1998 novel by Raymond E. Feist

Shards of a Broken Crown is a 1998 fantasy novel by American writer Raymond E. Feist, the fourth and final book of his Serpentwar Saga and the twelfth book of his Riftwar Cycle.

==Synopsis==
Thanks to an enemy general who has a change of heart now that the enemy leaders are gone, the reclamation of the western realm of the Kingdom is made easier - but not by much - with Kesh threatening Krondor and the Eastern Armies returning to the east. On top of that, a new evil is unleashed by the enemy, with the dead rising and fighting the Kingdom forces. Pug, Tomas, Nakor and Miranda must defeat the enemy magicians and their unnatural allies for the Kingdom to survive.

==Plot==
General Fadawah has sent Duko to hold Krondor with his army. Jimmy and Dash are sent to Krondor to recover information. They discover Malar, a man who's barely survived during the winter. They are found by a patrol, and separated. Dash is captured and pressed into a work-gang rebuilding Krondor. He escapes with Gustaf and Talwin into the sewers, where they are found by the Mockers. Meanwhile, Jimmy manages to sneak into the city and is discovered by Duko's men. Duko reveals he wants to turn coat. Jimmy is sent back to Darkmoor to relay this information. Dash is also set free, with the promise from his great-uncle - leader of the Mockers Lysle Rigger - that all Mockers will be pardoned for helping in the capturing of Krondor.

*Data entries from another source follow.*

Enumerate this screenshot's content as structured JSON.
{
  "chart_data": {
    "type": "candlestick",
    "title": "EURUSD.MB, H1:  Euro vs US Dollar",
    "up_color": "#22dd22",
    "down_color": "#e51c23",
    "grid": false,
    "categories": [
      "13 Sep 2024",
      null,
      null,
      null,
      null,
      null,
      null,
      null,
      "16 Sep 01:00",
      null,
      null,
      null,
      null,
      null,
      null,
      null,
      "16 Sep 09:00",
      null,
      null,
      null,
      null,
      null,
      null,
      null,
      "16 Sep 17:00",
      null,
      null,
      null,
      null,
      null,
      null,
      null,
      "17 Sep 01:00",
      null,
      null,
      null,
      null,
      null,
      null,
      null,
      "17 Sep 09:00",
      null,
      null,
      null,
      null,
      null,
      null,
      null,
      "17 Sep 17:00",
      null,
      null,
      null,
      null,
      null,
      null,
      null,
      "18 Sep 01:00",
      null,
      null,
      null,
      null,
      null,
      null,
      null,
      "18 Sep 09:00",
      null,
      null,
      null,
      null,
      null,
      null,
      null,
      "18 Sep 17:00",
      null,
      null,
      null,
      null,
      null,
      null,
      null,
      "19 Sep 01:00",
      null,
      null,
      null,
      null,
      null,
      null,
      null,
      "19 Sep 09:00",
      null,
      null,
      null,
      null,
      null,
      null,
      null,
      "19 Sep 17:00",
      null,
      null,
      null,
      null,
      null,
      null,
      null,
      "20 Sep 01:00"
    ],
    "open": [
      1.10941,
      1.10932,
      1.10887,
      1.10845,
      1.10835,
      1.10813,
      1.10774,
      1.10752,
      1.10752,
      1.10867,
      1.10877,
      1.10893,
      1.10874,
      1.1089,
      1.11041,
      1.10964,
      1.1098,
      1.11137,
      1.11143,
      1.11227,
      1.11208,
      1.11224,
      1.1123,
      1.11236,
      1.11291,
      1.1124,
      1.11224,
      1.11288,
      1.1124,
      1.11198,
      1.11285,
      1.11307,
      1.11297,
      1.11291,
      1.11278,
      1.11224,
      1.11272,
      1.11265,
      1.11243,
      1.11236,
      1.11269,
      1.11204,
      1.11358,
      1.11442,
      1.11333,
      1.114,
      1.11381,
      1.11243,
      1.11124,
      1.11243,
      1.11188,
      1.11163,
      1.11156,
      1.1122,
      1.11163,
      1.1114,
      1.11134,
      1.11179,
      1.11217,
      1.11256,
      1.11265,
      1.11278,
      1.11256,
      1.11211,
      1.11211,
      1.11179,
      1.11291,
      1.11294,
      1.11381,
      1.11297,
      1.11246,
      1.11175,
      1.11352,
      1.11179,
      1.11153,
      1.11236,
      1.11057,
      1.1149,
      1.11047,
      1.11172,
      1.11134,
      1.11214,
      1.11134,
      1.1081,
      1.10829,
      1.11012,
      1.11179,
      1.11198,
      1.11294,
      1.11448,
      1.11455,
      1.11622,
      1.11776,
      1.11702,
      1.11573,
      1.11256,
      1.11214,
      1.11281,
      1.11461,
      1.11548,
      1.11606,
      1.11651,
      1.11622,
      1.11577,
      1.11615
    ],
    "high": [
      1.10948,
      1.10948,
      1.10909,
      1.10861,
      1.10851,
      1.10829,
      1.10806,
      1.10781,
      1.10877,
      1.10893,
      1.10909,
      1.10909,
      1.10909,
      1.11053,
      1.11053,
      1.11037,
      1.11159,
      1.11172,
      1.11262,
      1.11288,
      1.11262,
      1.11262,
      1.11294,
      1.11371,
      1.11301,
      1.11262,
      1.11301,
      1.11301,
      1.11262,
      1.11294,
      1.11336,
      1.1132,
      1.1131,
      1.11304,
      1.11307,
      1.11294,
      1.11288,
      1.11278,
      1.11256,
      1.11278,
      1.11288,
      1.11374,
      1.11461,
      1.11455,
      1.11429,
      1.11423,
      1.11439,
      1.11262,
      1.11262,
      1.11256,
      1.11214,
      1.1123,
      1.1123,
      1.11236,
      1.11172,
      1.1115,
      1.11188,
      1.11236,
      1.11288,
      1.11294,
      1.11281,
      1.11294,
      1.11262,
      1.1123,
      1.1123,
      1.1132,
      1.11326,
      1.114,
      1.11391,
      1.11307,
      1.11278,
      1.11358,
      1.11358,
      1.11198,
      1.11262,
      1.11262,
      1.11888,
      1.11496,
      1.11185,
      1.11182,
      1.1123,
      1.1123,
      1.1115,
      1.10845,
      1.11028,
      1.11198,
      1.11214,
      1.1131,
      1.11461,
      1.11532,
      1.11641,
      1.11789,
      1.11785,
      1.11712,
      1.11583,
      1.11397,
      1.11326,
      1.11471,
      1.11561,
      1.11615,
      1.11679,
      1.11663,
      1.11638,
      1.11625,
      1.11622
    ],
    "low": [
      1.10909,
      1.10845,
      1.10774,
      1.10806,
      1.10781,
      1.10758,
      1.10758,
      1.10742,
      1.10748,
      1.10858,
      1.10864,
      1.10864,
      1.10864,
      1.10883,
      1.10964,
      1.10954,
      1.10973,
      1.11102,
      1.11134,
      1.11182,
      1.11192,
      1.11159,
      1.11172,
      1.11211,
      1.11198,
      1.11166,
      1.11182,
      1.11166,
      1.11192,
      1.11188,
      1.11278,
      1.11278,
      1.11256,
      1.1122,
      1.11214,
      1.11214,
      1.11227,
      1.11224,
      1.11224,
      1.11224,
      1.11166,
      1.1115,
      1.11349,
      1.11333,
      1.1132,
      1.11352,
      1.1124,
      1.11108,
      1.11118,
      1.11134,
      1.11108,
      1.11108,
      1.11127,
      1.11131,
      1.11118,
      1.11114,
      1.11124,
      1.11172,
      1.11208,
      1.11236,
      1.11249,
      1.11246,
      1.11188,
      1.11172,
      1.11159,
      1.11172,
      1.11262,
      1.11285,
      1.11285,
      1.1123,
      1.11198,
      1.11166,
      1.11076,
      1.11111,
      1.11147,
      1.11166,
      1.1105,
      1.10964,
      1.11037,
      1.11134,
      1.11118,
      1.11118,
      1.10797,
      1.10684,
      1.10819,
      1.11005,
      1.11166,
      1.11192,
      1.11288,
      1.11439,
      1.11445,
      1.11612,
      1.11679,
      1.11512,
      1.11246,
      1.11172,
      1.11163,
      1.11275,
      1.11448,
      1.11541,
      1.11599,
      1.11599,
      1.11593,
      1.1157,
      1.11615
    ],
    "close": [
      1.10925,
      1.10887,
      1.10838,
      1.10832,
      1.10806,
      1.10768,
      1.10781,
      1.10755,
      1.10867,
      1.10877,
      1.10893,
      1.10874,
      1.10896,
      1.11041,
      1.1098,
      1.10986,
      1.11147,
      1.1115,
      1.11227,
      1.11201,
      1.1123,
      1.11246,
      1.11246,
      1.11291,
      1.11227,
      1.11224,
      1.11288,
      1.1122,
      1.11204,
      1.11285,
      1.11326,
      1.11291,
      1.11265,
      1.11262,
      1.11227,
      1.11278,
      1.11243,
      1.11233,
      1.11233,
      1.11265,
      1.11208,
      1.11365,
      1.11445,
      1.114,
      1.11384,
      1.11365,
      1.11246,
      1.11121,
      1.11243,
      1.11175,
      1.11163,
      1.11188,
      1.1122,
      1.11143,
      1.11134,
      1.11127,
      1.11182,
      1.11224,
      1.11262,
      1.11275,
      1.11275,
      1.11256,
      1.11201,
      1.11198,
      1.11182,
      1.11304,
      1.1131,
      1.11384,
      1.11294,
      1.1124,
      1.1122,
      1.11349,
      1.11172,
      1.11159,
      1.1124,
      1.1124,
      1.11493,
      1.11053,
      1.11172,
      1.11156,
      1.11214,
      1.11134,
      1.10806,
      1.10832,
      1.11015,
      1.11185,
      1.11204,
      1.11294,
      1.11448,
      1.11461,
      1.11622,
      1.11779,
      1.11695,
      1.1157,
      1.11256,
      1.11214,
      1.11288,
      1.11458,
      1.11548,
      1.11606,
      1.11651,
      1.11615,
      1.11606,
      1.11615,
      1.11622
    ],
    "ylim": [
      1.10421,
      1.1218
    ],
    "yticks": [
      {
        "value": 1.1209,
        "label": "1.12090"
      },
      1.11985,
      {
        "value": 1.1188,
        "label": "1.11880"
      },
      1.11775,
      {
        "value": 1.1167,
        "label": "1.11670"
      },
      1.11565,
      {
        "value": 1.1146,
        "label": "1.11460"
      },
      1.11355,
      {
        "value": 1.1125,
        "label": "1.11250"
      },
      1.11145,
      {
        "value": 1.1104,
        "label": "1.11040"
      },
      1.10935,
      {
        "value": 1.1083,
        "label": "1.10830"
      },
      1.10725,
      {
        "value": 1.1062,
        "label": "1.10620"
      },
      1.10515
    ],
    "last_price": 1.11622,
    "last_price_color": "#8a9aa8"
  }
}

Jimmy tells Patrick of their peace offering. Patrick is initially furious at this, but Duke Arutha convinces him otherwise. Duko swears fealty to Patrick, and then retakes Krondor. Erik von Darkmoor is sent north to scout Sarth with Roo, as he can get in without questioning. Jimmy is sent south to Duko, now Duke of the Southern Marches, at Port Vykor. Dash is made Sheriff of Krondor and appoints 40 constables as the new city watch.

Erik and Roo find John Vinci, Roo's trading partner. They discover what they want, and leave Roo to take the only ship in the harbour. They discover Lord Vasarius's wealth on it. As they leave, a Quegan galley charges them. Kingdom ships soon intercepts and sink both ships, with Roo and Vasarius surviving. Arutha is sent with Captain Subai's pathfinders and a group of Crimson Eagles to infiltrate Sarth's abbey. They fight through it and capture most of the force. However, Arutha is killed.

Erik and Greylock then charge Sarth and take it quickly. Afterwards, they march up and find the road heavily fortified. Erik and Pathfinders infiltrate the camp and cause enough confusion to open the gates and win quickly. On their way to Port Vykor, Malar poisons Jimmy and leaves him to die. However, a patrol finds Jimmy, and he is healed. They then ride to stop Malar as he has notes that reveal Krondor's weaknesses to Kesh. They discover him amongst 20 soldiers. They lead a surprise attack, where only one Keshian officer escapes. They ride back to Port Vykor.

Meanwhile, two of Dash's constables have been killed and dumped in front of the jail. Dash discovers through Talwin they were Kingdom agents. Dash seeks help of the Mockers to find the culprits.